Dungeoncrawl as a concept is well understood. Lots of examples exist. Lots of resources exist to help you design or procedurally generate your own.

Hexcrawl as a concept is also understood. There are many adventures which are structured as hexcrawls. Toolkits exist to design, run or generate them.

They have their own entries on Wikipedia.

Urbancrawl is more elusive. An urbancrawl is not a series of smaller dungeons set in a city. Perhaps it is not a series of other types of adventure set in the same city one after the other or in parallel.
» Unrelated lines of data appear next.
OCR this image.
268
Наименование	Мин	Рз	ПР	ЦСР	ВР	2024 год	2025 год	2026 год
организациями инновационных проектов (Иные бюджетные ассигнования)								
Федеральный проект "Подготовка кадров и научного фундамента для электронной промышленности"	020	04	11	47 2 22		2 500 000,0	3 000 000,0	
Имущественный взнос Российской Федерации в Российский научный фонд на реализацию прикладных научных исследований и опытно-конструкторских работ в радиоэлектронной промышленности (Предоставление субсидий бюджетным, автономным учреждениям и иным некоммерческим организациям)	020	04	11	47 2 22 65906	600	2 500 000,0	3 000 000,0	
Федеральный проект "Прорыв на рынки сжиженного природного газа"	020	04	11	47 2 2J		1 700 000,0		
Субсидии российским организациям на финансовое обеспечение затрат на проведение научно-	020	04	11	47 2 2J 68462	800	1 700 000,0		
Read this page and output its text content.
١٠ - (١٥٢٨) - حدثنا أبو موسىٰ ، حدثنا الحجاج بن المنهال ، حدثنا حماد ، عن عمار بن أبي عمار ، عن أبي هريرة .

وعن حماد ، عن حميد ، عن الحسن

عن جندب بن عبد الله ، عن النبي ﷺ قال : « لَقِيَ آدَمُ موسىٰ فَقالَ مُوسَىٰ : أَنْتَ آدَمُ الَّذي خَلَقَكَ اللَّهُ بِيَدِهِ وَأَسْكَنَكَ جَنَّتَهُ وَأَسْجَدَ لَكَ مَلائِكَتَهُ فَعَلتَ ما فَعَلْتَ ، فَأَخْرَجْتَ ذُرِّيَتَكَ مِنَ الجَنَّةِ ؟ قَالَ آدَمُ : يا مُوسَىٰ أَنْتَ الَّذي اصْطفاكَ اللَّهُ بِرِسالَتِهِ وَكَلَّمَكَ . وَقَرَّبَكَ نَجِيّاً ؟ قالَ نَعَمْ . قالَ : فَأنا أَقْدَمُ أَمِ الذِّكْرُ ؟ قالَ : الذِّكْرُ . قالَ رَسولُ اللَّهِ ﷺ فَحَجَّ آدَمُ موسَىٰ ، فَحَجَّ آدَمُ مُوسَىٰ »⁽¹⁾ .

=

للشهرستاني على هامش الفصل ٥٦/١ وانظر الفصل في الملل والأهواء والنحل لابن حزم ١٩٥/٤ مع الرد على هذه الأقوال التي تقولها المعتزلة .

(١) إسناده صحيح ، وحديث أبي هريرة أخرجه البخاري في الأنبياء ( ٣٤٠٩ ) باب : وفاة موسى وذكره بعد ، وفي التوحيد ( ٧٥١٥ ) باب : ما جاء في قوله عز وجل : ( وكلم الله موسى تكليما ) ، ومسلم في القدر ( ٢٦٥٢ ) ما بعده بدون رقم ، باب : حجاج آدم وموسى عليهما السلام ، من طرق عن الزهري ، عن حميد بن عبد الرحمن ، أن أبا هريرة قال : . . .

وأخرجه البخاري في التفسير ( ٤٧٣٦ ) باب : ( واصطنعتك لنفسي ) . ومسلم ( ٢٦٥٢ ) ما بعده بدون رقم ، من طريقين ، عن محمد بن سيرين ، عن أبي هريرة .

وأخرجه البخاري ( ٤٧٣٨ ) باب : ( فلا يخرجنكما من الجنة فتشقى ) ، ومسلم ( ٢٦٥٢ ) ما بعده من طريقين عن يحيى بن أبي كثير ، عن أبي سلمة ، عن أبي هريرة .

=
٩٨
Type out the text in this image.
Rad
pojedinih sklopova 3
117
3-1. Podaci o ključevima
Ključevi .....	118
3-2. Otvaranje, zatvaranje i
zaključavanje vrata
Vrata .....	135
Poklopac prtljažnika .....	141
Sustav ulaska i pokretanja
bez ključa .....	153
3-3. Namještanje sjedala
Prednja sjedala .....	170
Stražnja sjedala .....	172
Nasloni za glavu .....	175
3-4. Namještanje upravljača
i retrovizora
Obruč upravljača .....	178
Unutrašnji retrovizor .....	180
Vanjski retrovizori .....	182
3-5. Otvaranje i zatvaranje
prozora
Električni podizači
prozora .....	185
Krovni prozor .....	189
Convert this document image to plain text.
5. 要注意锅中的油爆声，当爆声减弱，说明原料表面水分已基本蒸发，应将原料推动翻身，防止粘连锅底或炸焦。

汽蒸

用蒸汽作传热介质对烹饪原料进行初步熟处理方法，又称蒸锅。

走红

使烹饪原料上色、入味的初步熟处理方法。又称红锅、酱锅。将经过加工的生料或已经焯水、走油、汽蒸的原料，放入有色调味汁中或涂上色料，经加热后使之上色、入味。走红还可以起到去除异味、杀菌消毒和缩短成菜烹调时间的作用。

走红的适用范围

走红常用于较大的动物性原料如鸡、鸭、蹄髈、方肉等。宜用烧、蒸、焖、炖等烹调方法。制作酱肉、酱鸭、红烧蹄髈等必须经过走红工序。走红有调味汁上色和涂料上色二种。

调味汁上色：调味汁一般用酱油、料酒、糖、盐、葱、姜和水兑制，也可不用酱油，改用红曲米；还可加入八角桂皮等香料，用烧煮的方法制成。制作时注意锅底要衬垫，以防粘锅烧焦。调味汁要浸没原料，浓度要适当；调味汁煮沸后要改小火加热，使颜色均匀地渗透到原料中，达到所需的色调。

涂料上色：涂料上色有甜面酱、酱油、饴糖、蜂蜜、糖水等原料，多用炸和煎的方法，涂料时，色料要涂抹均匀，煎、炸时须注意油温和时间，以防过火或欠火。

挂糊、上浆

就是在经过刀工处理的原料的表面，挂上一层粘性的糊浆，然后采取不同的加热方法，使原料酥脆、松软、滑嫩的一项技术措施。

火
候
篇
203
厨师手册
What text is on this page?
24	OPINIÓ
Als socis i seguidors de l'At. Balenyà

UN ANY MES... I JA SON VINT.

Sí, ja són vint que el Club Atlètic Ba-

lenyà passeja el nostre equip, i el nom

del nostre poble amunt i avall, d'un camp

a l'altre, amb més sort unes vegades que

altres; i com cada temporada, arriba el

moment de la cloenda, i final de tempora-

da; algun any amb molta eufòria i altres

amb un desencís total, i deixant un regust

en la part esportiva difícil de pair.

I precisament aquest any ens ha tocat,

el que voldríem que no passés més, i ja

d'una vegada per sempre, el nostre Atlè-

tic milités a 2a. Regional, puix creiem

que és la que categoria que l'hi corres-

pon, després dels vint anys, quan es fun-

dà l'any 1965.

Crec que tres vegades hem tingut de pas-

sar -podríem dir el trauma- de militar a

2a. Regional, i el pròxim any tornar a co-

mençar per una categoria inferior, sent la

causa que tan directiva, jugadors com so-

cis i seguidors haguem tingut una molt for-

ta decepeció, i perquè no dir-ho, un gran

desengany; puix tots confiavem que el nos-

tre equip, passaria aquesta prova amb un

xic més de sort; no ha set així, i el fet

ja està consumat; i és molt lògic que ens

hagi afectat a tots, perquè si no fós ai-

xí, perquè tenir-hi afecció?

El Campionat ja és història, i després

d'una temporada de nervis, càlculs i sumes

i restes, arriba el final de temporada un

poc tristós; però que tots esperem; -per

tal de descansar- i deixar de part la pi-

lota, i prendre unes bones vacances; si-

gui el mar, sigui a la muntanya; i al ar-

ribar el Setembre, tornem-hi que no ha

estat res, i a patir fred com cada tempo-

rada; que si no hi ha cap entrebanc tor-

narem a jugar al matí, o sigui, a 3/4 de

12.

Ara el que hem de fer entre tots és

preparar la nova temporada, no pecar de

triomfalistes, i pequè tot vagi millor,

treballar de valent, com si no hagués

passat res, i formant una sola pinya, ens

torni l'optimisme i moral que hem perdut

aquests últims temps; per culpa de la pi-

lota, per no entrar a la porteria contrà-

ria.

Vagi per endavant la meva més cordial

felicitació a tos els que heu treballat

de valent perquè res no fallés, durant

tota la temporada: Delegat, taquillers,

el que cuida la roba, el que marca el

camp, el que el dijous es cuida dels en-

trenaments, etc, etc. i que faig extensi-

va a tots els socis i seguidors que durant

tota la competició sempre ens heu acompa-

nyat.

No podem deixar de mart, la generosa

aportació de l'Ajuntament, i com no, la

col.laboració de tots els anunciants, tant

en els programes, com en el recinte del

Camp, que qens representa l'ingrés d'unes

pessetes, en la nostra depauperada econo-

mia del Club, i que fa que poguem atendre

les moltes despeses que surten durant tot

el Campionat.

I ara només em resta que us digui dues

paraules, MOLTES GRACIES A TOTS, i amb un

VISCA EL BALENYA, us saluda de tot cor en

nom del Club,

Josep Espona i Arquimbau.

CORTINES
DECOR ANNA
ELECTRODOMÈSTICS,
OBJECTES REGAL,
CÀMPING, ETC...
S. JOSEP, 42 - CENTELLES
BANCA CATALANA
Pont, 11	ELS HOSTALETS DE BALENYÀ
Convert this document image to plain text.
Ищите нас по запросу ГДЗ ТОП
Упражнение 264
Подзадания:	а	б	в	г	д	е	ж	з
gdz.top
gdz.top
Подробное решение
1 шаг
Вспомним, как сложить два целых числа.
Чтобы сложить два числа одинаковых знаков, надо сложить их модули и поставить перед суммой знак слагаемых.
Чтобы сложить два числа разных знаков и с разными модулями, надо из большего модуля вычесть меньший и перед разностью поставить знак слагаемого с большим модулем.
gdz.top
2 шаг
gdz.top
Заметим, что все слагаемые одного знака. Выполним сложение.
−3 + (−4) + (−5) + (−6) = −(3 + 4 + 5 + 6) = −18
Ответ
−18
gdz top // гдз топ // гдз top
It might be that the core structures of a crawl, a default action and a default goal which are interesting in a fantasy table-top role playing game just don’t work with the fundamental nature of a city. Cities are safe places. Cities are a human technology that enables large numbers of humans who do not know each other to co-habit and to exchange goods and services. You can’t murder-hobby your way around a city in the same way you can a large dungeon in a wilderness. If you leave bodies behind you as you navigate a city you’ll get charged with littering.

So Pavements and Princes is my attempt to explore what an urbancrawl would look like, and even if I think it could exist.